On my list of things to do is to sit down with the Clear Card Arc, a sequel to Sakura that appeared about the same time I wrote those essays. I haven’t got to it yet because, though I exaggerated in the essays for the sake of entertainment, I mostly meant what I said: I don’t particularly enjoy Cardcaptor Sakura, so I’ve put off the task of slogging through more of it.

I have no timeline for when I might get around to the sequel; I have a bad habit of starting blog projects and then losing track of them when I get interested in other blog projects, so I should probably make fewer promises.

Some Updates

I’m working on a story for an anthology project I caught wind of. I don’t know yet if the anthology will actually appear or not, but if it doesn’t, I’ll submit somewhere else.

I’m also much distracted from both the blog and my other project because my wife is having a baby. Soon, we’ll have two magical girls instead of just one running around this place.

Speaking of magical girls, it seems like it’s been a long time since I sat down and reviewed one of those, but that should change in the near future if I can get through what I’m currently watching.

Sorry, Maintenance Day …

I’m behind on some reviews, but I’m also behind on some site maintenance, so I’m working on cleaning out dead links, deleting superfluous plugins, that kind of thing. I’m also making sure that the pages with essays and posts are up to date.

Thanks to my real job, I’ve learned a lot about HTML over the last couple of years and can now see a lot of things I’ve done wrong, so I’m going back and repairing mistakes and improving the internal links.

I do have some reviews coming up. I was unable to get to them over the weekend, and a lightning storm shut me down early yesterday. Should have some interesting stuff up in the near future, though.

One thing I’m trying to figure out: Every time I link Crunchyroll, WordPress thinks the link is broken and strikes it out. I don’t know what’s causing this, and since I link that site frequently (considering my blog’s focus and all), it’s kind of annoying. Crunchyroll is pretty good about keeping its pages live even when it removes content, so pretty much none of those links should actually be dead, but go figure. Anyway, if you see me link Crunchyroll and the link has a strikethrough, it’s probably actually a good link. Just FYI.

Progress

Made some good progress on my next novel today, and I think I should have another review up sometime tomorrow … but for now, good night!

Update on My Projects

I won’t deny that I’ve been struggling with the third volume of Jake and the Dynamo. For this volume, I had a lot of clear vignettes in my mind but no idea how they related to one another. So I’ve been writing disconnected scenes without really knowing what I was doing.
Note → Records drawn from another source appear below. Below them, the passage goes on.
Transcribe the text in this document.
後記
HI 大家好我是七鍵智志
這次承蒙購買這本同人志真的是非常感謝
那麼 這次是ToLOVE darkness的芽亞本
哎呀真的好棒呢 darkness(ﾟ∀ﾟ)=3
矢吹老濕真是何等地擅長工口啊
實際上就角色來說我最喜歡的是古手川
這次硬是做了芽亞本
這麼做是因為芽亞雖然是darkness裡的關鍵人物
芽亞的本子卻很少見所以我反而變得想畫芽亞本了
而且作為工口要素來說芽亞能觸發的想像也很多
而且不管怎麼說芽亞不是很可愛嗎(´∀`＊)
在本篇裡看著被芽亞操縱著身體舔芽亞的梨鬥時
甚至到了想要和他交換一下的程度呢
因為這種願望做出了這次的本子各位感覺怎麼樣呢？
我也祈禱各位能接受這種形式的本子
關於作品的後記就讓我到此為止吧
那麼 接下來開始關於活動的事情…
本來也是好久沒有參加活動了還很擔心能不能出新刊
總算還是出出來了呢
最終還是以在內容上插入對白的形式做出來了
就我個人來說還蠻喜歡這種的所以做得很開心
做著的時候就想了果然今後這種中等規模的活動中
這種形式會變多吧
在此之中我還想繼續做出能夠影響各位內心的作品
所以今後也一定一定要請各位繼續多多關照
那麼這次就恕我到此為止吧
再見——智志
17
Fortunately, I finally had a breakthrough: I had a single plot point come to me that tied everything together, so I’m working on the book tonight and it’s flowing reasonably well.

On that note, I have no update on publishing. I haven’t heard back from any publishers to which I’ve submitted, so I will probably, in the next few months, give them up and submit to other places.

Working

I’m working over here. But tomorrow evening starts my weekend, so I should have a review up for you then.